CUDA "fmsub" performance against negation+fma

Hi, this is my first question in the forum!

I ran into this while testing fma (float multiply+add) operation. I have this sample code.

__device__ __constant__ int N;

__global__ void my_kernel(float4 a, int *out)
    const int res = int(a.x + threadIdx.x*float(-N));


int main() { }

This code produces an fma instruction (I use cuobjdump -ptx <exec_file> to see that). The float casting is needed in order to achieve that. The thing is that if I change the core line to:

const int res = int(f.x - threadIdx.x*N);

then same output should be returned, but it won’t produce an fma.

I have two questions.

  1. Why is the float casting needed to produce an fma?

  2. Is it really worth it to use an extra operation: sum+negation instead of substraction? I assume that the performance should be the same because the time you get using fma is now wasted again with the negation instruction. Maybe CUDA capable graphics cards have hardware to make negation an instant operation, but I was not able to find information about it. Any ideas?

The fma operation is a feature of the floating point ALU.

The hardware’s Integer ALUs are separate and not capable of fma.

Fun trivia: The earliest CUDA 1.x devices used parts of the floating point ALUs to perform integer multiplication. This is why only 24 bit integer multiplication was supported in hardware (single precision floating point mantissa has 24 bits), and 32 bit integer multiplications required several instructions to perform.

Ok, first question solved then. Yes, fma is defined as fma(float, float, float). I guess that only 1 cast to float is the rest cast automatically to perform the addition and the multiplication.

How about the second one? Should I use fma or leave it as integer subtraction+multiplication?

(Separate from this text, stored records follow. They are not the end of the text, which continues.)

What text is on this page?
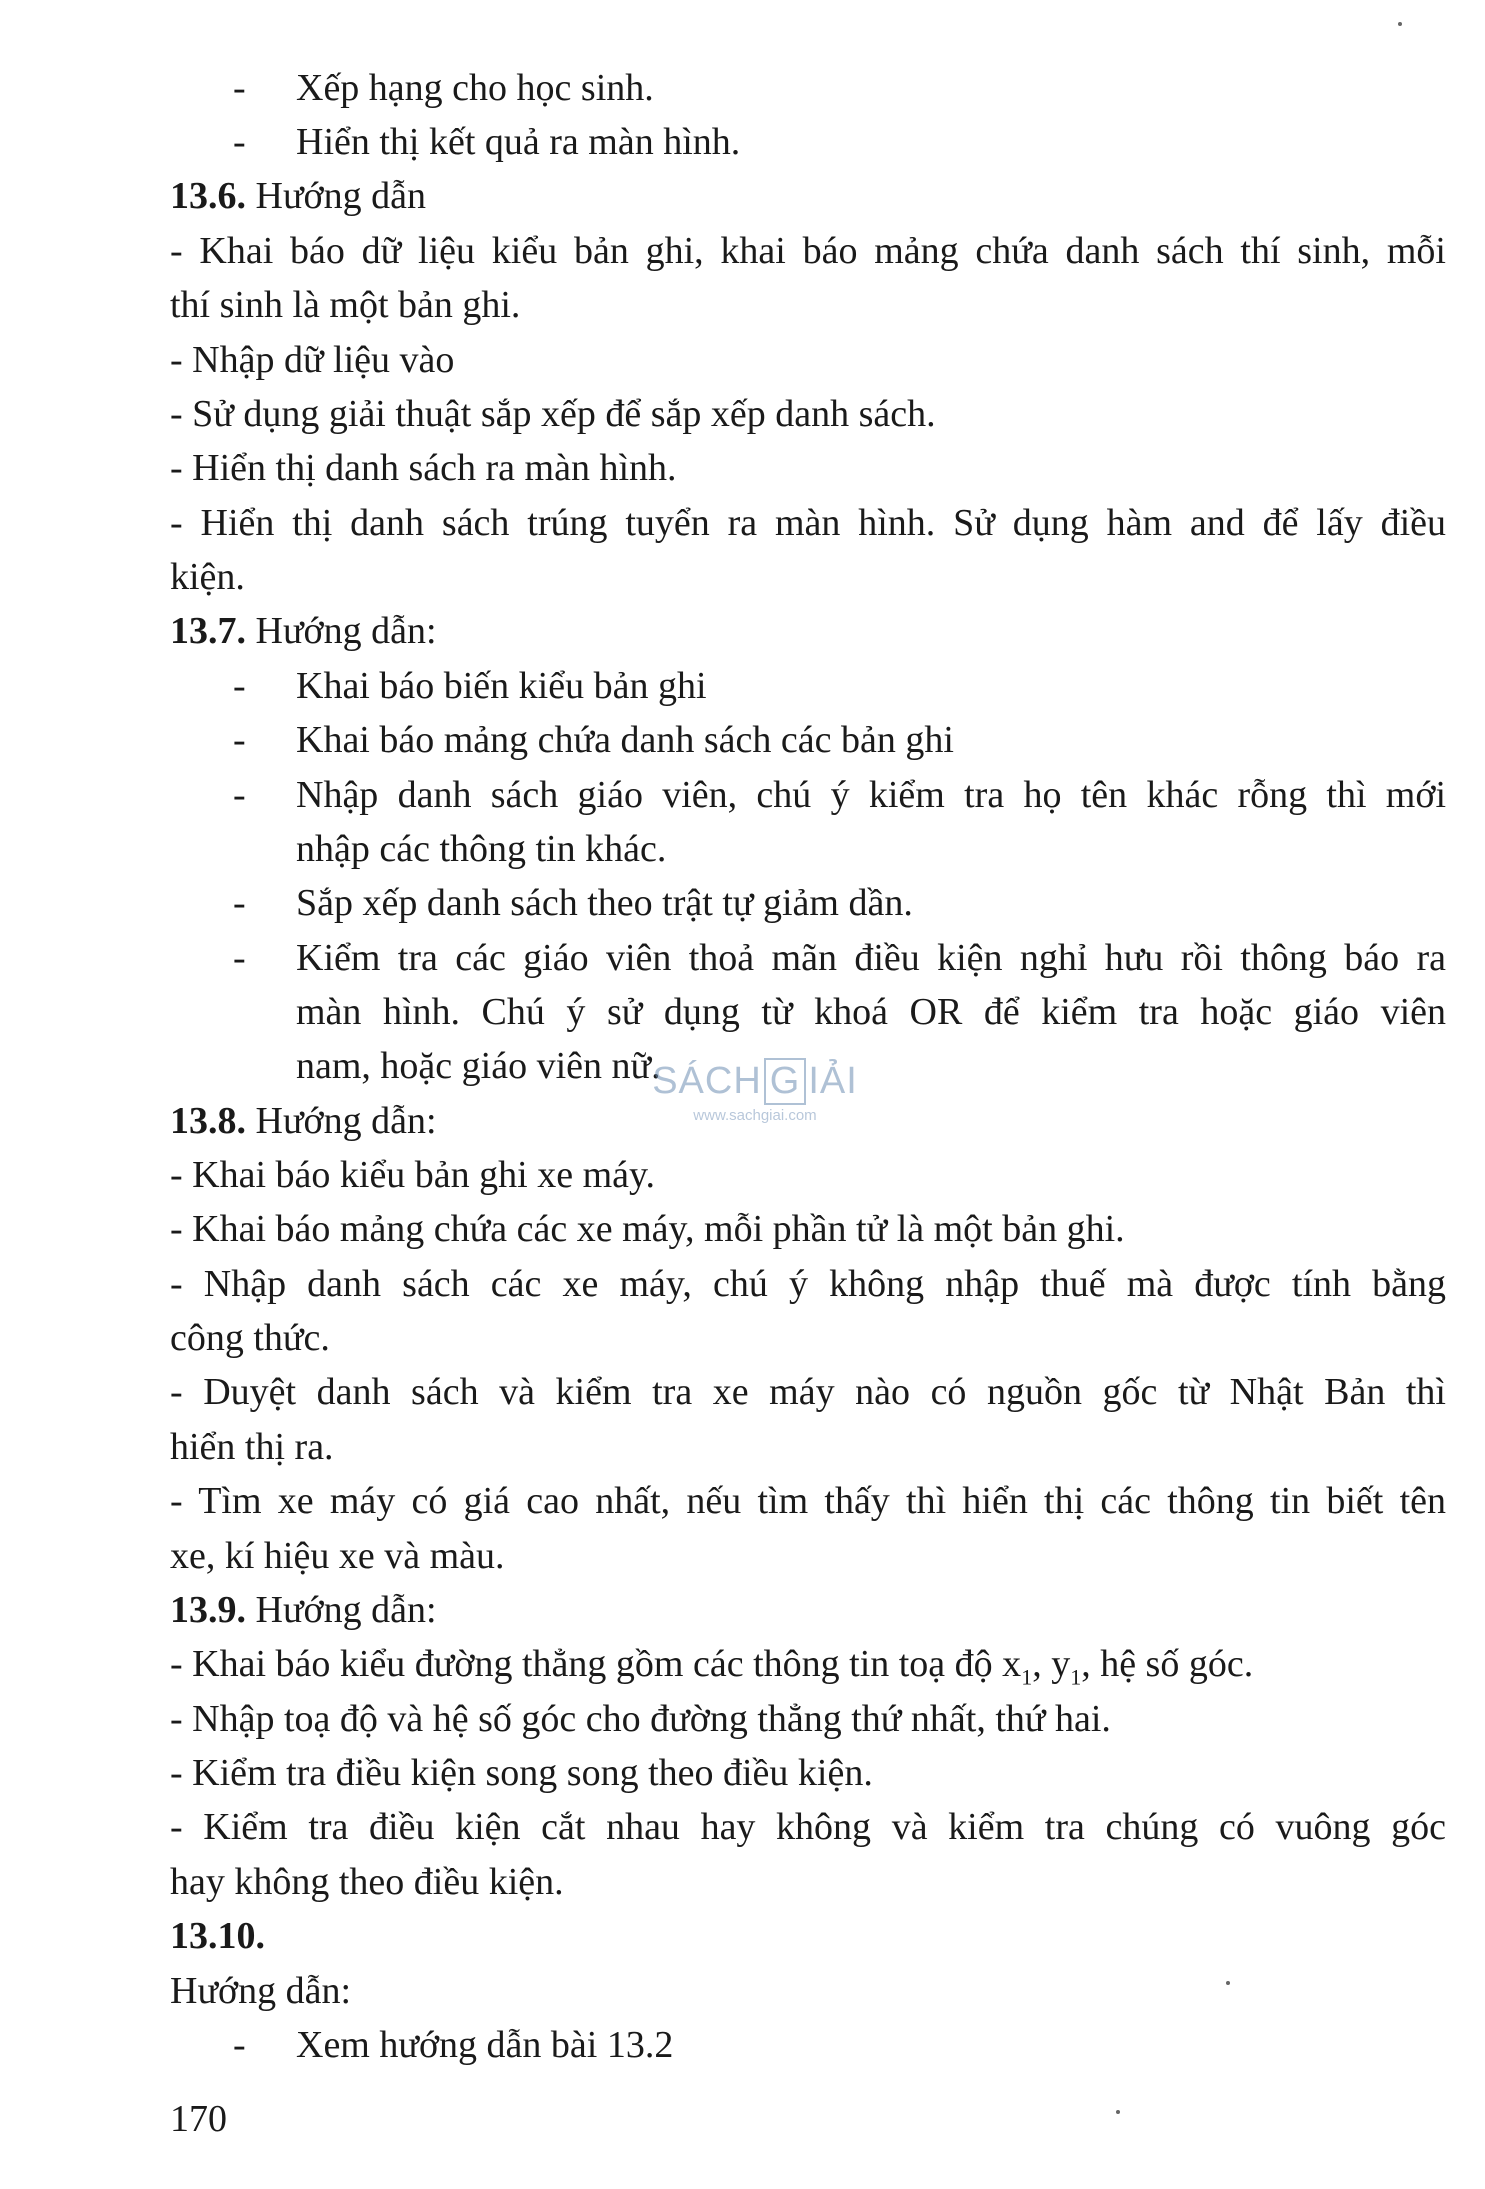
- Xếp hạng cho học sinh.
- Hiển thị kết quả ra màn hình.
13.6. Hướng dẫn
- Khai báo dữ liệu kiểu bản ghi, khai báo mảng chứa danh sách thí sinh, mỗi
thí sinh là một bản ghi.
- Nhập dữ liệu vào
- Sử dụng giải thuật sắp xếp để sắp xếp danh sách.
- Hiển thị danh sách ra màn hình.
- Hiển thị danh sách trúng tuyển ra màn hình. Sử dụng hàm and để lấy điều
kiện.
13.7. Hướng dẫn:
- Khai báo biến kiểu bản ghi
- Khai báo mảng chứa danh sách các bản ghi
- Nhập danh sách giáo viên, chú ý kiểm tra họ tên khác rỗng thì mới
nhập các thông tin khác.
- Sắp xếp danh sách theo trật tự giảm dần.
- Kiểm tra các giáo viên thoả mãn điều kiện nghỉ hưu rồi thông báo ra
màn hình. Chú ý sử dụng từ khoá OR để kiểm tra hoặc giáo viên
nam, hoặc giáo viên nữ.
SÁCH G IẢI
www.sachgiai.com
13.8. Hướng dẫn:
- Khai báo kiểu bản ghi xe máy.
- Khai báo mảng chứa các xe máy, mỗi phần tử là một bản ghi.
- Nhập danh sách các xe máy, chú ý không nhập thuế mà được tính bằng
công thức.
- Duyệt danh sách và kiểm tra xe máy nào có nguồn gốc từ Nhật Bản thì
hiển thị ra.
- Tìm xe máy có giá cao nhất, nếu tìm thấy thì hiển thị các thông tin biết tên
xe, kí hiệu xe và màu.
13.9. Hướng dẫn:
- Khai báo kiểu đường thẳng gồm các thông tin toạ độ $x_1$, $y_1$, hệ số góc.
- Nhập toạ độ và hệ số góc cho đường thẳng thứ nhất, thứ hai.
- Kiểm tra điều kiện song song theo điều kiện.
- Kiểm tra điều kiện cắt nhau hay không và kiểm tra chúng có vuông góc
hay không theo điều kiện.
13.10.
Hướng dẫn:
- Xem hướng dẫn bài 13.2
170
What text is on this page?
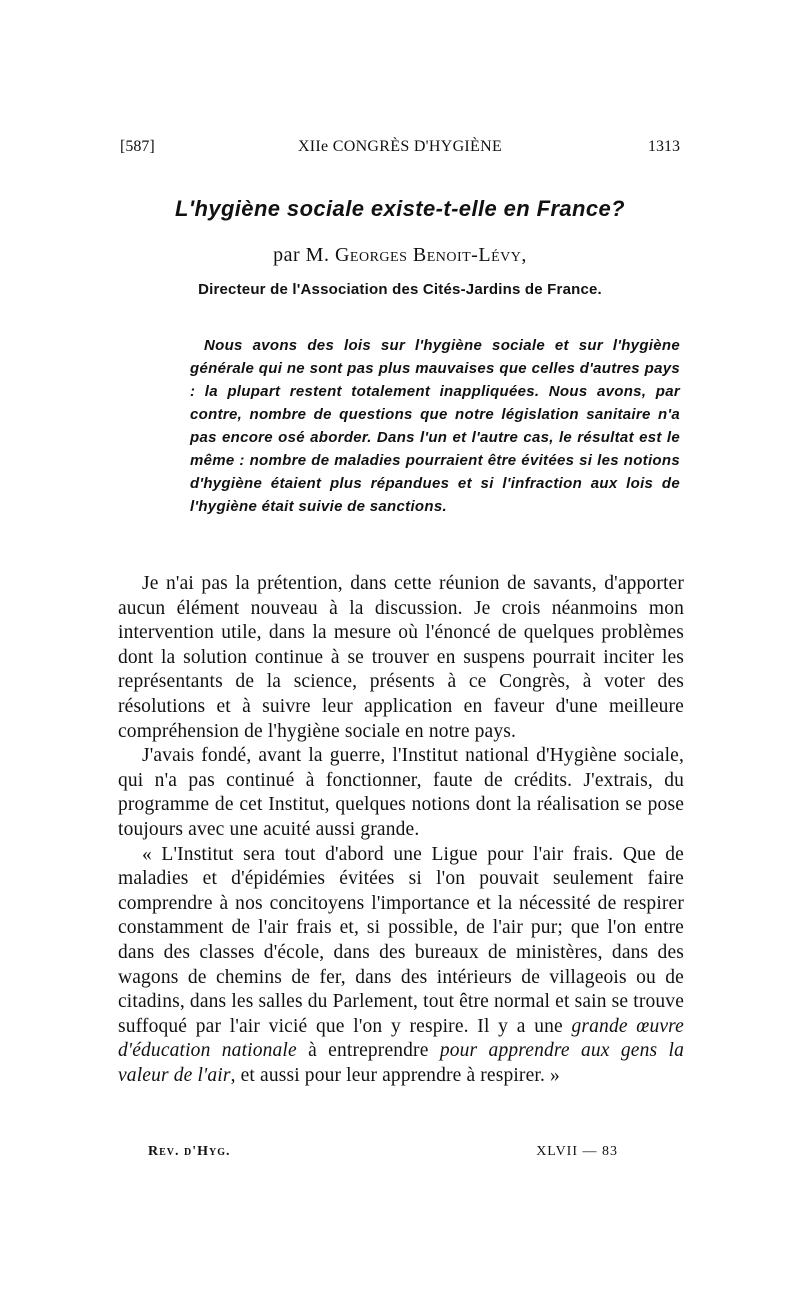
[587]	XIIe CONGRÈS D'HYGIÈNE	1313
L'hygiène sociale existe-t-elle en France?
par M. Georges Benoit-Lévy,
Directeur de l'Association des Cités-Jardins de France.
Nous avons des lois sur l'hygiène sociale et sur l'hygiène générale qui ne sont pas plus mauvaises que celles d'autres pays : la plupart restent totalement inappliquées. Nous avons, par contre, nombre de questions que notre législation sanitaire n'a pas encore osé aborder. Dans l'un et l'autre cas, le résultat est le même : nombre de maladies pourraient être évitées si les notions d'hygiène étaient plus répandues et si l'infraction aux lois de l'hygiène était suivie de sanctions.

Je n'ai pas la prétention, dans cette réunion de savants, d'apporter aucun élément nouveau à la discussion. Je crois néanmoins mon intervention utile, dans la mesure où l'énoncé de quelques problèmes dont la solution continue à se trouver en suspens pourrait inciter les représentants de la science, présents à ce Congrès, à voter des résolutions et à suivre leur application en faveur d'une meilleure compréhension de l'hygiène sociale en notre pays.

J'avais fondé, avant la guerre, l'Institut national d'Hygiène sociale, qui n'a pas continué à fonctionner, faute de crédits. J'extrais, du programme de cet Institut, quelques notions dont la réalisation se pose toujours avec une acuité aussi grande.

« L'Institut sera tout d'abord une Ligue pour l'air frais. Que de maladies et d'épidémies évitées si l'on pouvait seulement faire comprendre à nos concitoyens l'importance et la nécessité de respirer constamment de l'air frais et, si possible, de l'air pur; que l'on entre dans des classes d'école, dans des bureaux de ministères, dans des wagons de chemins de fer, dans des intérieurs de villageois ou de citadins, dans les salles du Parlement, tout être normal et sain se trouve suffoqué par l'air vicié que l'on y respire. Il y a une grande œuvre d'éducation nationale à entreprendre pour apprendre aux gens la valeur de l'air, et aussi pour leur apprendre à respirer. »

Rev. d'Hyg.	XLVII — 83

Such questions are usually difficult to give absolute answers to. It depends on the exact code generated, which will depend on the exact CUDA version and architecture compiled for, may depend on the GPU (different GPUs have different ratios between floating point throughput and integer throughput) and may even depend on what else is going on in your code. If your code is a pure integer code, finding unusual ways to shift operations to the floating point units may speed up your code, due to integer unit pressure.

Try benchmarking it.

The GPU instruction FMA d,a,b,c (i.e. d = ab+c) allows negation operators to be applied to ab as well as c at no cost, so the issue here is not the lack of a dedicated FMSUB operation. Your observation is easily explained by applying C/C++ operator precedence and type promotion rules:

(a) multiplication has precedence over addition/subtraction
(b) in a two-input mathematical operation where one operand is ‘int’, the other ‘float’, the ‘int’ operand is converted to ‘float’ prior to the operation

case 1: a.x + threadIdx.x*float(-N)

Based on (a), threadIdx.x*float(-N) is evaluated first. Based on (b) this is evaluated as if you had written float(threadIdx.x)*float(-N), i.e. a floating-point multiplication is performed. Next the ‘float’ product is added to a.x, which is ‘float’, so a floating-point addition is performed. During optimization the compiler recognizes that a floating-point multiplication followed by a dependent floating-point addition can be contracted into FMA.

case 2: a.x - threadIdx.x*N

Based on (a), threadIdx.xN is evaluated first. Since both operands are of type ‘int’, an integer multiplication is performed. Based on (b), the ‘int’ product is then converted to ‘float’ the result enters into a floating-point addition, as if you had written a.x - float(threadIdx.xN). So here the dependency chain is: ‘int’ multiplication, ‘int’ to ‘float’ conversion, ‘float’ multiplication. No contraction exists that can be applied to this sequence.